Praktiker-Insolvenz:

Transfergesellschaft für Mitarbeiter soll kommen

Arbeitnehmervertreter und Insolvenzverwalter der Praktiker AG haben sich auf eine Transfergesellschaft geeinigt. Die Gläubiger müssen noch zustimmen. Ausgeschlossen sind 3000 geringfügig Beschäftigte.

"Alles muss raus": Der Ausverkauf in den Praktikermärkten hat bereits begonnen.
Stefan Sauer "Alles muss raus": Der Ausverkauf in den Praktikermärkten hat bereits begonnen.

Atempause für die Praktiker- Mitarbeiter: Die Einrichtung einer Transfergesellschaft für rund 4000 Beschäftigte der insolventen Baumarktkette ist aus Sicht der Gewerkschaft Verdi in greifbare Nähe gerückt. Verdi begrüßte am Mittwoch eine entsprechende Einigung von Arbeitnehmervertretern und Insolvenzverwaltung. Beide Seiten hatten sich am Dienstag in Erfurt über eine Auffanglösung verständigt. Der Gläubigerausschuss von Praktiker entscheidet jedoch ebenfalls mit. Verdi appellierte an die Mitglieder des Gremiums, der Transfergesellschaft zuzustimmen. Die Gläubiger tagen am 28. September.

900 Mitarbeiter haben Anspruch auf Transfer-Geld

"Die Mitarbeiter bekommen 75 Prozent ihres letzten Gehalts", sagte Verdi-Sprecherin Christiane Scheller. Die Laufzeit der Transfergesellschaft staffele sich nach der Kündigungsfrist. Etwa 900 Mitarbeiter haben sechs Monate lang Anspruch auf das Geld, erklärte Scheller. 2500 bekommen die Leistung vier oder fünf Monate lang, die anderen für drei Monate. Diese Zeit sollen sie zur Qualifizierung und Vorbereitung auf den Arbeitsmarkt nutzen.

Mini-Jobber schauen in die Röhre

Keinen Anspruch auf Geld aus der Transfergesellschaft haben laut Scheller dagegen die rund 3000 geringfügig Beschäftigten. Die Einigung beziehe sich nur auf Mitarbeiter der Tochtergesellschaften. "Über die Mitarbeiter in den Zentralen werden wir Anfang Oktober verhandeln", hatte die Betriebsratsvorsitzende Kerstin Schäfer bereits am Dienstag angekündigt. Hier sind nach Angaben Schellers 750 bis 800 Arbeitnehmer betroffen.
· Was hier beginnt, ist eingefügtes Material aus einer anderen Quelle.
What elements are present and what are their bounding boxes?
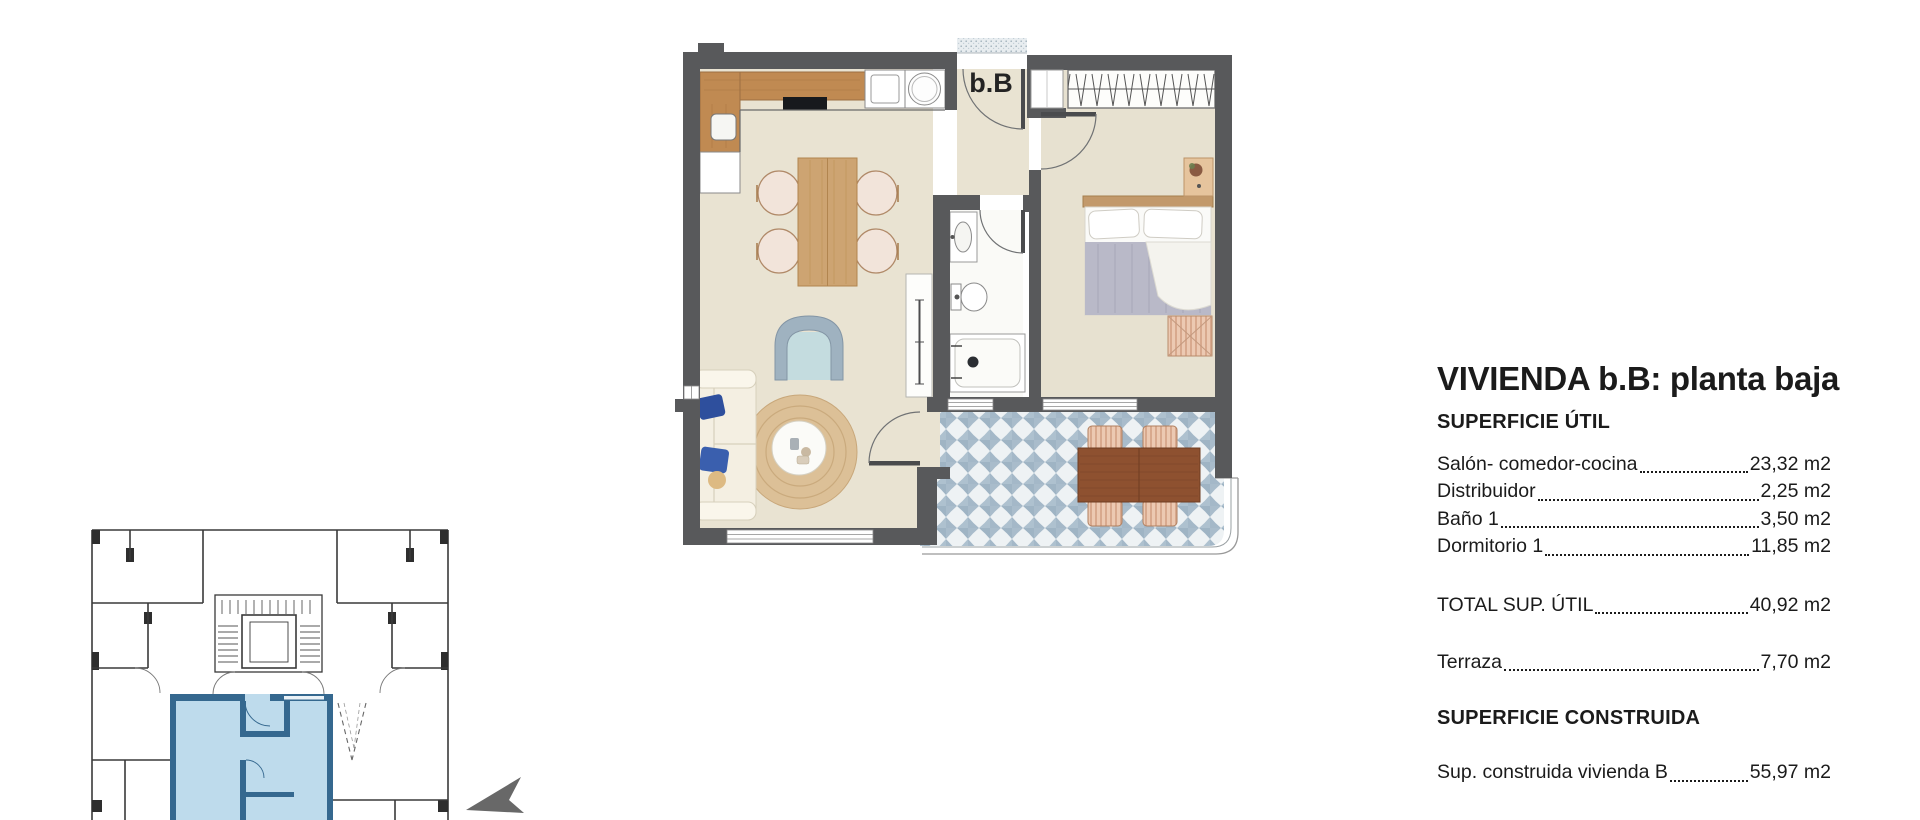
section-title-util: SUPERFICIE ÚTIL (1437, 411, 1831, 434)
area-label: TOTAL SUP. ÚTIL (1437, 592, 1593, 619)
dot-leader (1545, 554, 1749, 556)
area-value: 40,92 m2 (1750, 592, 1831, 619)
coffee-table (772, 421, 826, 475)
dot-leader (1501, 526, 1759, 528)
key-plan-highlight-unit (170, 694, 333, 820)
second-sink (871, 75, 899, 103)
section-title-construida: SUPERFICIE CONSTRUIDA (1437, 707, 1831, 730)
terrace-chair (1088, 426, 1122, 450)
sofa (694, 370, 756, 520)
area-value: 11,85 m2 (1751, 533, 1831, 560)
dining-chair (855, 229, 898, 273)
headboard-shelf (1083, 196, 1213, 207)
area-value: 55,97 m2 (1750, 759, 1831, 786)
dining-chair (855, 171, 898, 215)
cooktop (783, 97, 827, 110)
nightstand (1184, 158, 1213, 196)
dot-leader (1538, 499, 1759, 501)
window (948, 399, 993, 410)
dot-leader (1670, 780, 1748, 782)
apartment-plan: b.B (675, 38, 1238, 554)
area-row: Distribuidor 2,25 m2 (1437, 478, 1831, 505)
page-title: VIVIENDA b.B: planta baja (1437, 360, 1831, 398)
area-row: Baño 1 3,50 m2 (1437, 506, 1831, 533)
area-label: Dormitorio 1 (1437, 533, 1543, 560)
area-summary-panel: VIVIENDA b.B: planta baja SUPERFICIE ÚTI… (1437, 360, 1831, 787)
area-label: Terraza (1437, 649, 1502, 676)
entrance-porch (957, 38, 1027, 53)
north-arrow-icon (466, 777, 524, 813)
area-row: Salón- comedor-cocina 23,32 m2 (1437, 451, 1831, 478)
armchair (775, 316, 843, 380)
unit-label: b.B (969, 68, 1013, 98)
area-value: 23,32 m2 (1750, 451, 1831, 478)
dot-leader (1504, 669, 1759, 671)
shower-drain (968, 357, 979, 368)
area-label: Baño 1 (1437, 506, 1499, 533)
key-plan (92, 530, 524, 820)
dining-chair (757, 171, 800, 215)
terrace-chair (1088, 500, 1122, 526)
area-label: Salón- comedor-cocina (1437, 451, 1638, 478)
window (1043, 399, 1137, 410)
dot-leader (1595, 612, 1747, 614)
plan-sheet: b.B (0, 0, 1920, 820)
area-value: 7,70 m2 (1761, 649, 1831, 676)
pillow (1088, 209, 1139, 240)
area-label: Distribuidor (1437, 478, 1536, 505)
kitchen-sink (711, 114, 736, 140)
total-util-row: TOTAL SUP. ÚTIL 40,92 m2 (1437, 592, 1831, 619)
terrace-chair (1143, 426, 1177, 450)
wardrobe (1068, 70, 1215, 108)
area-row: Dormitorio 1 11,85 m2 (1437, 533, 1831, 560)
chimney-notch (698, 43, 724, 52)
construida-row: Sup. construida vivienda B 55,97 m2 (1437, 759, 1831, 786)
washing-machine-icon (909, 73, 941, 105)
bathtub (950, 334, 1025, 392)
storage-trunk (1168, 316, 1212, 356)
terrace-chair (1143, 500, 1177, 526)
sofa-pillow (698, 446, 729, 474)
console-table (906, 274, 932, 397)
window (684, 386, 699, 399)
area-label: Sup. construida vivienda B (1437, 759, 1668, 786)
round-pillow (708, 471, 726, 489)
util-rows: Salón- comedor-cocina 23,32 m2 Distribui… (1437, 451, 1831, 561)
area-value: 3,50 m2 (1761, 506, 1831, 533)
window (727, 530, 873, 543)
dot-leader (1640, 471, 1748, 473)
terrace-row: Terraza 7,70 m2 (1437, 649, 1831, 676)
toilet (951, 283, 987, 311)
stair-core (215, 595, 322, 672)
entry-closet (1031, 70, 1063, 108)
terrace-threshold (920, 412, 940, 467)
dining-chair (757, 229, 800, 273)
kitchen-cabinet (700, 152, 740, 193)
pillow (1144, 209, 1203, 239)
area-value: 2,25 m2 (1761, 478, 1831, 505)
bed (1085, 207, 1211, 315)
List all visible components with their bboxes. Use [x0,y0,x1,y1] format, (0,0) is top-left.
Die Vereinbarung für die rund 4000 sozialversicherungspflichtig Beschäftigten sei in langen, harten Verhandlungen und unter Zeitdruck geschlossen worden, berichtete Verdi. "Mit der Einrichtung dieser Transfergesellschaft kann nun verhindert werden, dass Tausende Menschen ab 1. Oktober in die Arbeitslosigkeit abgeschoben werden", sagte Vorstandsmitglied Stefanie Nutzenberger.